La jeune fille poussa un soupir en fermant ses cahiers, s'avouant vaincue. Le jeune homme, quant à lui, sauta de joie en voyant sa camarade capituler face à son insistance, formant un V avec son index et son majeur de la main droite. Fourrant ses affaires dans son sac de cours en cuir, il se mit debout et pressa Miki. 


-       Aller Miki… Dépêche-toi ! 

-       Tu ne m’as même pas dit où tu voulais aller. Je ne vois pas pourquoi je devrais te suivre. 

-       Je connais un petit café dans le coin. Le propriétaire est hyper sympa, il me fait toujours des prix. 

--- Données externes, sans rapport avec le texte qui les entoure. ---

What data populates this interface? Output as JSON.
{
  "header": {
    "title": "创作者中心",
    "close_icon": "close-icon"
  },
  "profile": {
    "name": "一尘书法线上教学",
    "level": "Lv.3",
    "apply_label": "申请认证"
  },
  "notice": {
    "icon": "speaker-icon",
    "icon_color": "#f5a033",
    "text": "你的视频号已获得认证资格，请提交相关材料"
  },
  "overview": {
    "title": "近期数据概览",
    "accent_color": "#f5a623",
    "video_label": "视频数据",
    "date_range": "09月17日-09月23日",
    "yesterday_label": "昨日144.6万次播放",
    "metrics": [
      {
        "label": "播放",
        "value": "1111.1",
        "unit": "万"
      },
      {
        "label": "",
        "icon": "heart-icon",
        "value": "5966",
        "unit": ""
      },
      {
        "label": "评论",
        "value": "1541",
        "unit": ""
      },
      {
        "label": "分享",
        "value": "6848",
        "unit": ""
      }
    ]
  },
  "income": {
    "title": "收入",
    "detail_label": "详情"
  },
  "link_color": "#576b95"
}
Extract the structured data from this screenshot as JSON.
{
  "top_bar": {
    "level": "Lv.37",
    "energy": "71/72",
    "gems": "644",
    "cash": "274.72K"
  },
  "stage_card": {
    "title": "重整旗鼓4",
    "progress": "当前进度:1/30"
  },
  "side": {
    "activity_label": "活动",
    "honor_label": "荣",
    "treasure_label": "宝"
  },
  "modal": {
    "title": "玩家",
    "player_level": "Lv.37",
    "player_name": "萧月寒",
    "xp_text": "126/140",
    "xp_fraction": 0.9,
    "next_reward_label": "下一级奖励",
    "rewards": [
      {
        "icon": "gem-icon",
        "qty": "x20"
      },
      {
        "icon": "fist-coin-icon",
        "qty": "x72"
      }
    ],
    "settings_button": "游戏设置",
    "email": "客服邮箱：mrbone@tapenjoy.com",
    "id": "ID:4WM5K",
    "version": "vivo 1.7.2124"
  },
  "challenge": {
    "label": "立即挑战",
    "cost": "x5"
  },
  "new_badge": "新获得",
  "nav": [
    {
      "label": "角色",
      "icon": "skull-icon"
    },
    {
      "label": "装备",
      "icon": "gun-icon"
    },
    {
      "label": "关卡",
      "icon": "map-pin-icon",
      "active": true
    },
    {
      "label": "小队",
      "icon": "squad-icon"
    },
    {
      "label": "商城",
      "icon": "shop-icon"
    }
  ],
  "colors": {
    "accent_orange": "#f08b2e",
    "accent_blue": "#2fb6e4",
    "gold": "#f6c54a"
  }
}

-       Bon… C’est d’accord mais à une seule condition. 

-       Laquelle ?

-Que tu m’emmènes au cinéma la prochaine fois. 

 

Les joues et les oreilles de Miki se mirent à lui brûler. Elle ne s’attendait pas elle-même à faire cette proposition à son ami. Toshi la scrutait sans mot dire, bégayant lorsqu’une sirène se mit à sonner à l’extérieur du bâtiment, retentissant dans toute la ville. L’entièreté du bâtiment commençait à trembler, les livres peinaient à rester en place sur les étagères de la bibliothèque scolaire pendant que les lustres vacillaient. Le bruit des stylos qui tintinnabulaient dans les pots à crayons, se substituant au grondement de la terre. La panique s’empara de la jeune fille qui ignorait tout de ce qu’il se passait. La voix chevrotante, Miki s’adressa à son camarade : 


-       Toshi ! Qu’est-ce qu’il se passe ?!  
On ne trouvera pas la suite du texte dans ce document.